For the most part McCall did not make special efforts to promote any particular items, with one exception. Deploying typography strategically, he did draw attention to his “fresh assortment of GARDEN SEEDS, pease, beans and flower-roots.” Very few words in his advertisement appeared in all capital letters; most of those that did were names: his own name that served as a headline, the name of the ship and captain that transported the goods, and the name of the English port of departure. In the main body of the advertisement, the list of items for sale, the first word appeared in all capitals, as was the convention for all advertisements in the South-Carolina Gazette and Country Journal. Otherwise, the words “GARDEN SEEDS” about midway through the list of goods were the only words in all capitals in the body of McCall’s notice.

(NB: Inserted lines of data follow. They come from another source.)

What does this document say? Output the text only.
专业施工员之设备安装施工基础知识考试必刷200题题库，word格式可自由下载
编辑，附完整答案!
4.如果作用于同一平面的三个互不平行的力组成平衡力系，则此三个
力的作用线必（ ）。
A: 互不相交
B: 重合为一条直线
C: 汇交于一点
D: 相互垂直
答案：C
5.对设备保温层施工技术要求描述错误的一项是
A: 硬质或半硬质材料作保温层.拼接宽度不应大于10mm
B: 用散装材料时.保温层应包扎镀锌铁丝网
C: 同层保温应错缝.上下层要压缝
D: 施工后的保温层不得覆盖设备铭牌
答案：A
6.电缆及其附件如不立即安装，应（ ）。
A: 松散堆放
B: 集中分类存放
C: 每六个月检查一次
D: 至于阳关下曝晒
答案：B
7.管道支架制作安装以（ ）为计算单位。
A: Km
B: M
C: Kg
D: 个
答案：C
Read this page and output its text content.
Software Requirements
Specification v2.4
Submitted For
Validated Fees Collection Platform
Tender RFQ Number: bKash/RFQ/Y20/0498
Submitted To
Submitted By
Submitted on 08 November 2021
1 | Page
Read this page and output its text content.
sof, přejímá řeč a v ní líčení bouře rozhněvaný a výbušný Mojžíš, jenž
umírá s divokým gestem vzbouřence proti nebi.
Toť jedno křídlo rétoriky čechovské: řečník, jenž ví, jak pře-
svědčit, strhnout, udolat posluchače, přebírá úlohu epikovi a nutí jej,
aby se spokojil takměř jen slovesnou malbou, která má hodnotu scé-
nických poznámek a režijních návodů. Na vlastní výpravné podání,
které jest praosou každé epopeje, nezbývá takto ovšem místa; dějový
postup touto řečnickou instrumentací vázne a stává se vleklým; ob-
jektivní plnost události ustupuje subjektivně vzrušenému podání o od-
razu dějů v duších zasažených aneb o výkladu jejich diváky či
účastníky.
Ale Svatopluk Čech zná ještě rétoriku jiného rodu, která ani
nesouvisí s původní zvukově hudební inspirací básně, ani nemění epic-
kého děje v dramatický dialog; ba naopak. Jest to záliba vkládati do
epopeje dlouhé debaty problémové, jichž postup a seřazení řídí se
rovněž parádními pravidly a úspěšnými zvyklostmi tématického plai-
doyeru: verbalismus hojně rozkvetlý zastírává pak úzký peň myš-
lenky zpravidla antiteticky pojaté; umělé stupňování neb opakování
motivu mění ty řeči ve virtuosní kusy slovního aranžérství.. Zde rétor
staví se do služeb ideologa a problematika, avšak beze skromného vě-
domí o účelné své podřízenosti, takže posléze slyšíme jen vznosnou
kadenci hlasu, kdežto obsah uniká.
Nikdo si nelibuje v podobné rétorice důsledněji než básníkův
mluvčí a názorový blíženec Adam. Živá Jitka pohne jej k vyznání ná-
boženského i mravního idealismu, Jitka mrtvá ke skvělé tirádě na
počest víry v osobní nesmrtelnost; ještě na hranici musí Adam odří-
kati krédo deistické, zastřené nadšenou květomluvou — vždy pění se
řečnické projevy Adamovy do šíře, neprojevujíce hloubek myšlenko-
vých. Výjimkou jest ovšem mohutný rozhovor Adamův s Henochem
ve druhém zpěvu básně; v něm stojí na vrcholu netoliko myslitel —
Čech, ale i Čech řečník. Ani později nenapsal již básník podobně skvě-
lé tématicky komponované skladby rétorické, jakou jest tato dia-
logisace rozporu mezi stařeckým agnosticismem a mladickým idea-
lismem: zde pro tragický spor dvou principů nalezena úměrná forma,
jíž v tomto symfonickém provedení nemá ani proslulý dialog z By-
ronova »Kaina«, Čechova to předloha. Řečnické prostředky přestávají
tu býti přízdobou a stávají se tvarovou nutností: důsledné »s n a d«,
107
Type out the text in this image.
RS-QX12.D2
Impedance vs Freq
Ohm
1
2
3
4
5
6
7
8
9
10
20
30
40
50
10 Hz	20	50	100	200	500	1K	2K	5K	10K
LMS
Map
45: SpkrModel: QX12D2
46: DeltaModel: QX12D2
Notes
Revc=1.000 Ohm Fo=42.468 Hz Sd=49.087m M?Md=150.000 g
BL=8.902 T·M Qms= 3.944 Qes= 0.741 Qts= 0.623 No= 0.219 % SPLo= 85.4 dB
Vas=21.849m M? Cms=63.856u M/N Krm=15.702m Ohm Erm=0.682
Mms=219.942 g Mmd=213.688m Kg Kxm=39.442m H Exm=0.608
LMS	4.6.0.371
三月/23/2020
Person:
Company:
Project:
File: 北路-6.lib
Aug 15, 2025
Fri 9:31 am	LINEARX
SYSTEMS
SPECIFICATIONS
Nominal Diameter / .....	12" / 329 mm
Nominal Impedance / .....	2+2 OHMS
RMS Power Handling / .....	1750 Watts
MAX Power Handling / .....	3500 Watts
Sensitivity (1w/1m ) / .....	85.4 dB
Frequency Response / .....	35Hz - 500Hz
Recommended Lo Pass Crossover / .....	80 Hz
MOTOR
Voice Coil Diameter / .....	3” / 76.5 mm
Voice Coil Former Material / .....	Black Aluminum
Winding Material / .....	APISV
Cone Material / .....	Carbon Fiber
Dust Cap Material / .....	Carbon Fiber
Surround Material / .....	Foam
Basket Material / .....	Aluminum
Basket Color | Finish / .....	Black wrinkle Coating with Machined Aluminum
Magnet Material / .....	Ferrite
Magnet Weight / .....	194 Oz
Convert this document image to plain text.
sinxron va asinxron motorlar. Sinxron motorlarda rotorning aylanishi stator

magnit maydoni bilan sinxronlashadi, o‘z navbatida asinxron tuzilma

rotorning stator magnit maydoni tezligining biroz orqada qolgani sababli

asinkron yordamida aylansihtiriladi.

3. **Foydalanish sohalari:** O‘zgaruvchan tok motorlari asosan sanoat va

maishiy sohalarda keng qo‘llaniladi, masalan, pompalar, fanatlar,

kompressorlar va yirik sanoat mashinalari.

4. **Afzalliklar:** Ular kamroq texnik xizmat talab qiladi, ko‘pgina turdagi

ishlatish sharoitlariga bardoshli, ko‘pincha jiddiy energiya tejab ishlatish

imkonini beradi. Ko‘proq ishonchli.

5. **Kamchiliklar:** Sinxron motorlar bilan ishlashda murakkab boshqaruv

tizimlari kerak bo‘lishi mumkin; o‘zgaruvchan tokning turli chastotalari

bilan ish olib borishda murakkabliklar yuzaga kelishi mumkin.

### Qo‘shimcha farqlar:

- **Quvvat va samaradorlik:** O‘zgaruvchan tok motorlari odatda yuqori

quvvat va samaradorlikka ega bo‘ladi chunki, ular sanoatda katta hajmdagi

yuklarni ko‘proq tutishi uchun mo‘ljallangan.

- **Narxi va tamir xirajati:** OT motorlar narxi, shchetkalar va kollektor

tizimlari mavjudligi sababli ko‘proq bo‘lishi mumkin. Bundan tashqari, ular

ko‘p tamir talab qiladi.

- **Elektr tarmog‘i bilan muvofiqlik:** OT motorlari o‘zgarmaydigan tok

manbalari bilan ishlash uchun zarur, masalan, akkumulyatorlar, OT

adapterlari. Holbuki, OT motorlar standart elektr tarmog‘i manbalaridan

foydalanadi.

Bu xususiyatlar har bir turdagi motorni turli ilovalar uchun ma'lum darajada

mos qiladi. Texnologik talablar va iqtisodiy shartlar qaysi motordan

Although advertisers usually wrote copy and left it to compositors to determine the graphic design elements of eighteenth-century newspaper advertisements, deviations from the standard appearance of notices within particular publications suggest that advertisers could and did sometimes request specific typography for certain aspects of their notices. Such appears to have been the case for McCall’s advertisement since the compositor would have had little reason to randomly set “GARDEN SEEDS” in all capitals. On the other hand, McCall had particular interest in drawing attention to such seasonal merchandise. In other advertisements, he developed a habit for singling out a specific item to promote to prospective customers. For instance, the previous August he included “CHOICE DOUBLE GLOSTER CHEESE” in a list-style advertisement that did not feature any other items in all capitals.

McCall could have chosen to highlight these items by listing them first or writing a separate nota bene to append to his advertisements. Instead, he opted to experiment with variations in typography to accentuate his “GARDEN SEEDS” and “CHOICE DOUBLE GLOSTER CHEESE.” Although rudimentary compared to modern understandings of graphic design, his choices indicate some level of understanding that the appearance on the page could be just as effective as the copy when it came to delivering advertising content to consumers.